THE SAVE THE TASMANIAN DEVIL PROGRAMThe team’s finding had arrived on the heels of another insight into the mechanics of DFTD that had long eluded Woods: Why, then, didn’t devils spontaneously mount an immune response? The Menzies team, in collaboration with researchers from Australia and Europe, had analyzed gene expression in lab-grown DFTD tumor cells and learned that the cells disguise themselves from the devil immune system by not presenting major histocompatibility complex (MHC) molecules on their cell surface (PNAS, 110:5103-08, 2013).
MHCs are essential policing molecules found in mammalian immune systems that identify diseased and foreign cells. Learning that the tumor cells evade detection by suppressing the expression of MHCs, the team finally understood how the disease became infectious.
“To me it was a changing moment,” Pinfold says. “Originally we thought that because the Tasmanian devil was restricted to one island and was so bottlenecked, the lack of genetic diversity was why the cells were transmitting. Now that we know that MHC is not expressed, that’s flipped the coin over for us in how we approach this problem.”
Already, Pinfold says, the team’s early work has shown they can temporarily turn on the MHC genes, returning the identifying molecules to the surface of the tumor cells, and they’re working on stimulating tumors to express the MHC molecules in mice. Their goal is to increase the duration of MHC expression long enough to generate an immune response that could generate lifelong immunity in devils.
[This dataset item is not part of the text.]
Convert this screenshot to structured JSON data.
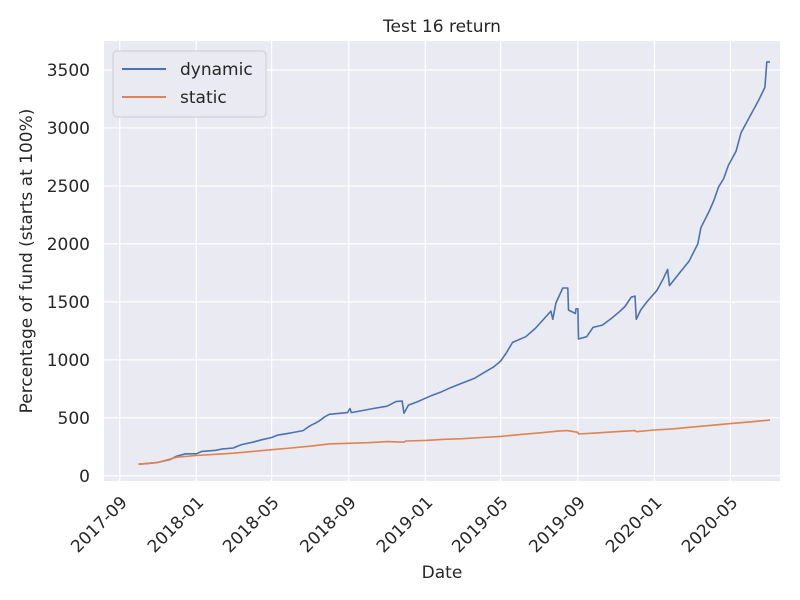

Woods admits that more twists and turns may arise on the road to finding a DFTD vaccine, but the recent breakthroughs have rekindled hopes of saving the species as the clock winds down for the Tasmanian devil.
“The government’s large insurance population has reached its capacity and needs to be gradually reintroduced into the wild, so that would be our first target population,” says Woods. “But how far down the road we are . . . it’s hard to predict.”